For most of us, our primary motivation for working hard is not to ease burden for others, but it is simply because we want status, respect, glory for ourselves. Examine your motives for why you work so hard. How do you know whether or not you are working hard in a God glorifying sense vs. working hard for selfish motives? Here’s quick test. In the midst of your work, are you living out 1 Thess 5:16-22? Are you able to rejoice always and pray constantly and give thanksgiving in everything? God’s will for you is not should I take this job or that career? God’s will is clear–in whatever job you choose, are you rejoicing, praying and giving thanks in everything? If so, choose whatever job you want, be free, because you are following God’s will.

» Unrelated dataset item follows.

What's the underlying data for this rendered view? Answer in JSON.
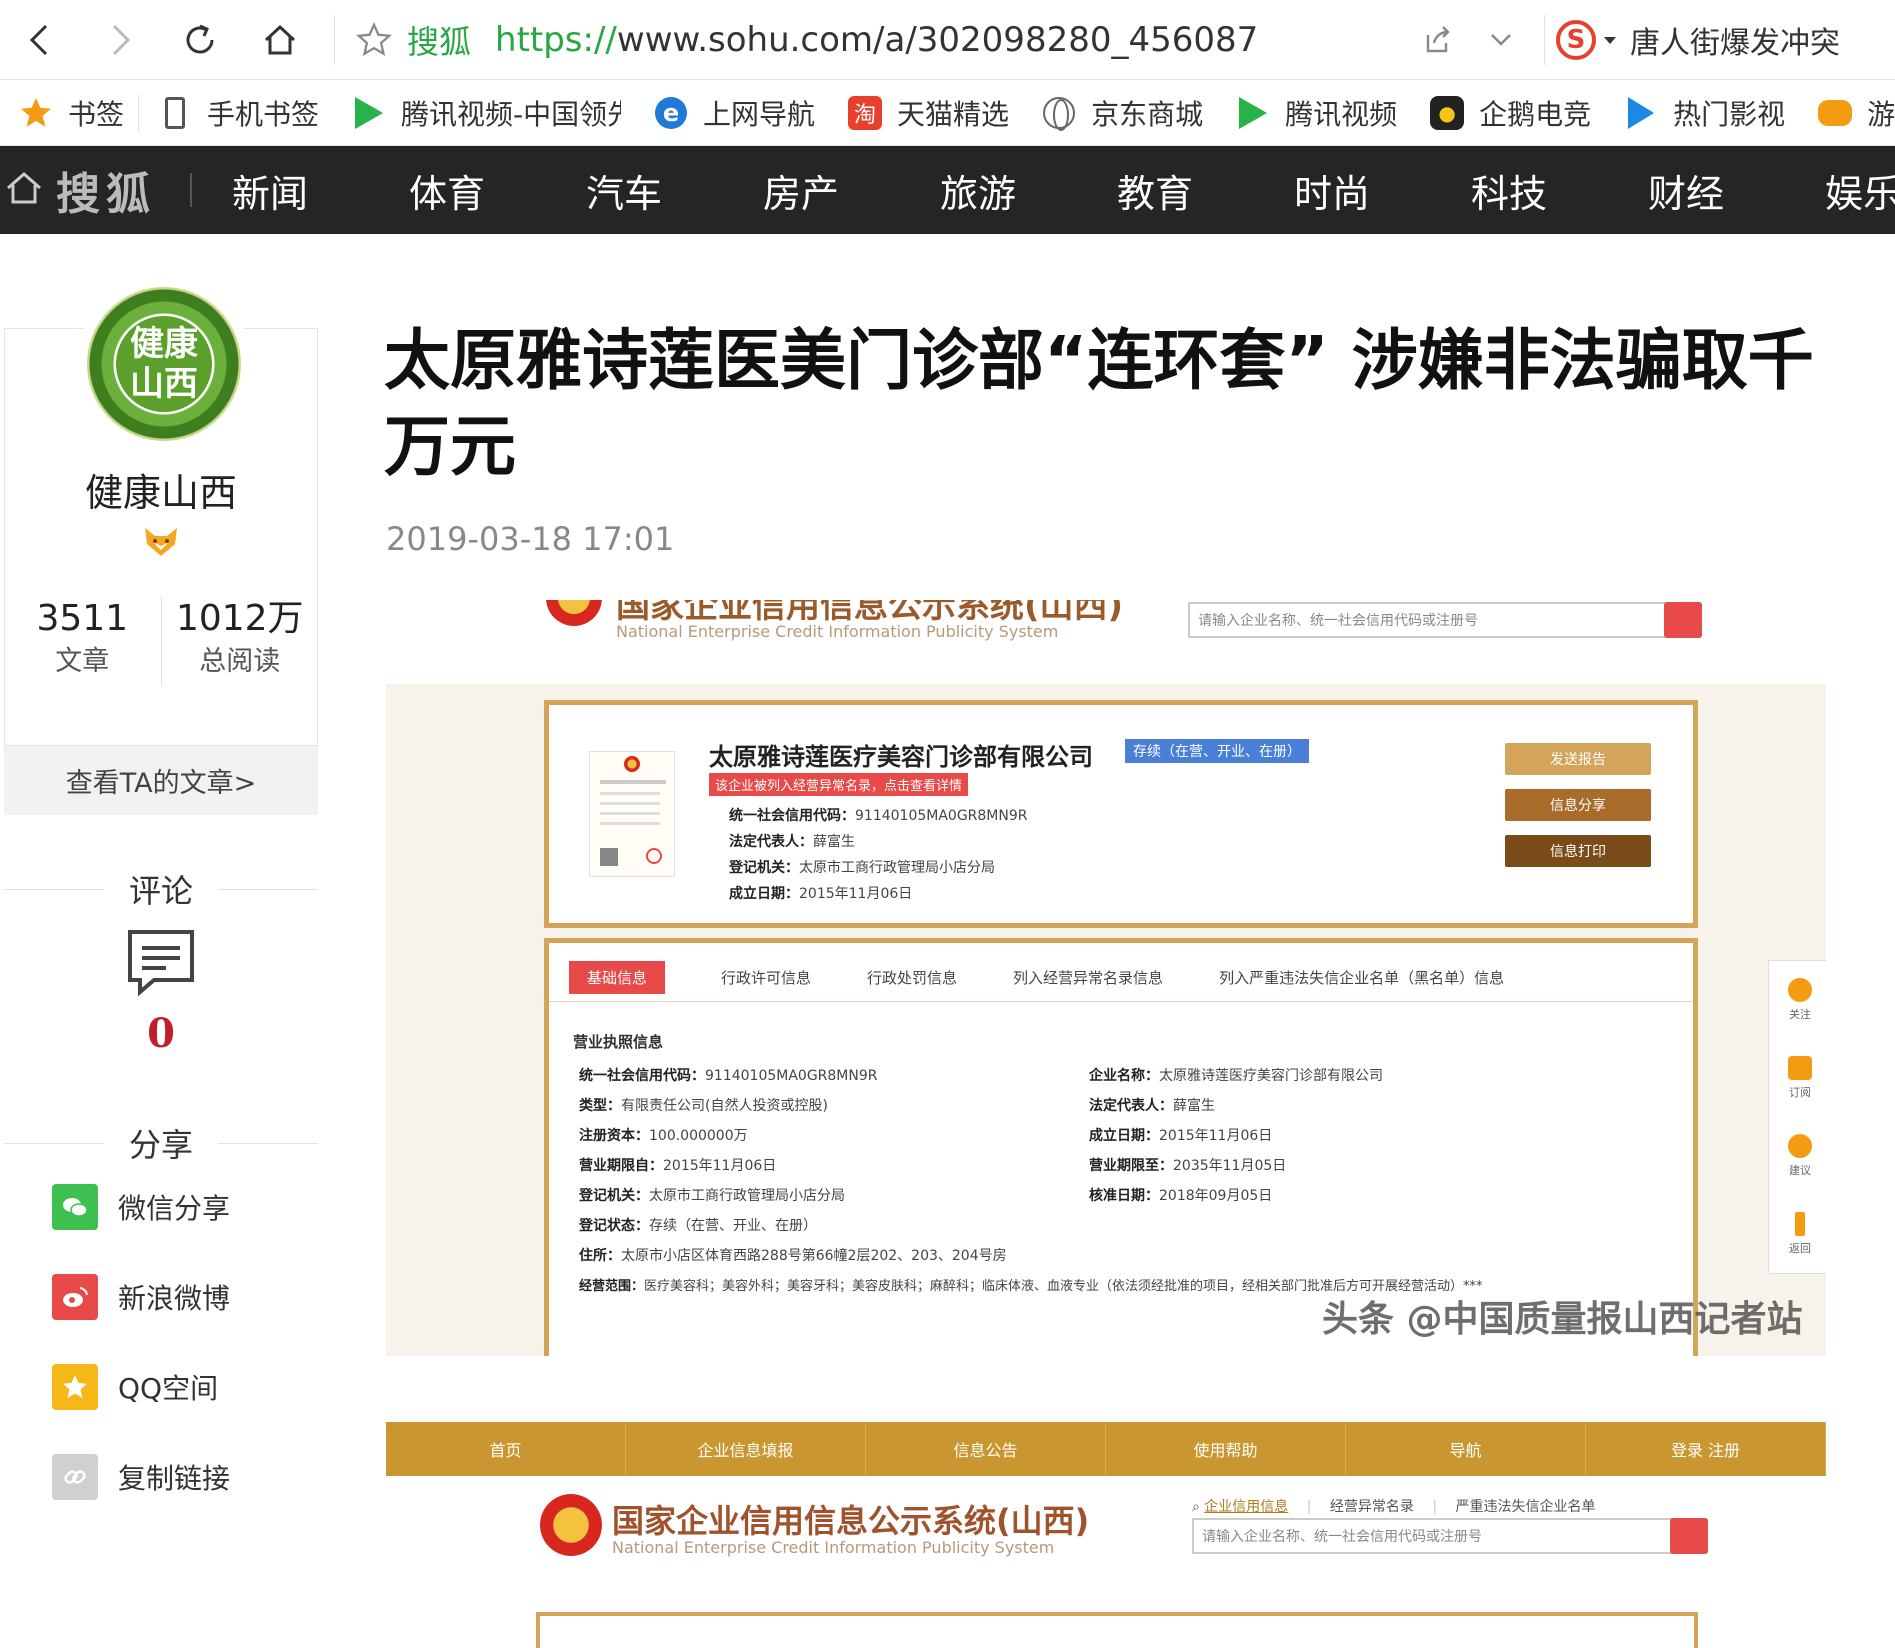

The most obvious difference between the Thessalonian context and ours is persecution. No one in this country is threatening to throw us into prison or to kill us because we are Christian, at least not yet. Life here is quite good. When you are under heavy persecution and you are suffering, it’s natural for you to long for Christ to come back soon. Maranatha – come quickly, Lord. I’m dying here. I need your help. Persecution gives us a sharp sense that this world in its present form is not our final destination. We are just passing through. Jesus is coming back and he is going to take us to a new heaven and a new earth. He is preparing a place for us in His Father’s house.
I think our struggle is, I kind of like it here. Things are not so bad. Jesus, take your time, I’m in no rush to go home. I have things I want to do and things I want to experience. If this is your attitude, Jesus will show up one day like a thief in the night and you will be thoroughly unprepared.
Our context is quite different but the principle is the same. Whether super busy or having a bit of free time, whether persecuted or living in relative ease and comfort, be ready. Jesus is coming back. Are you ready to meet Him?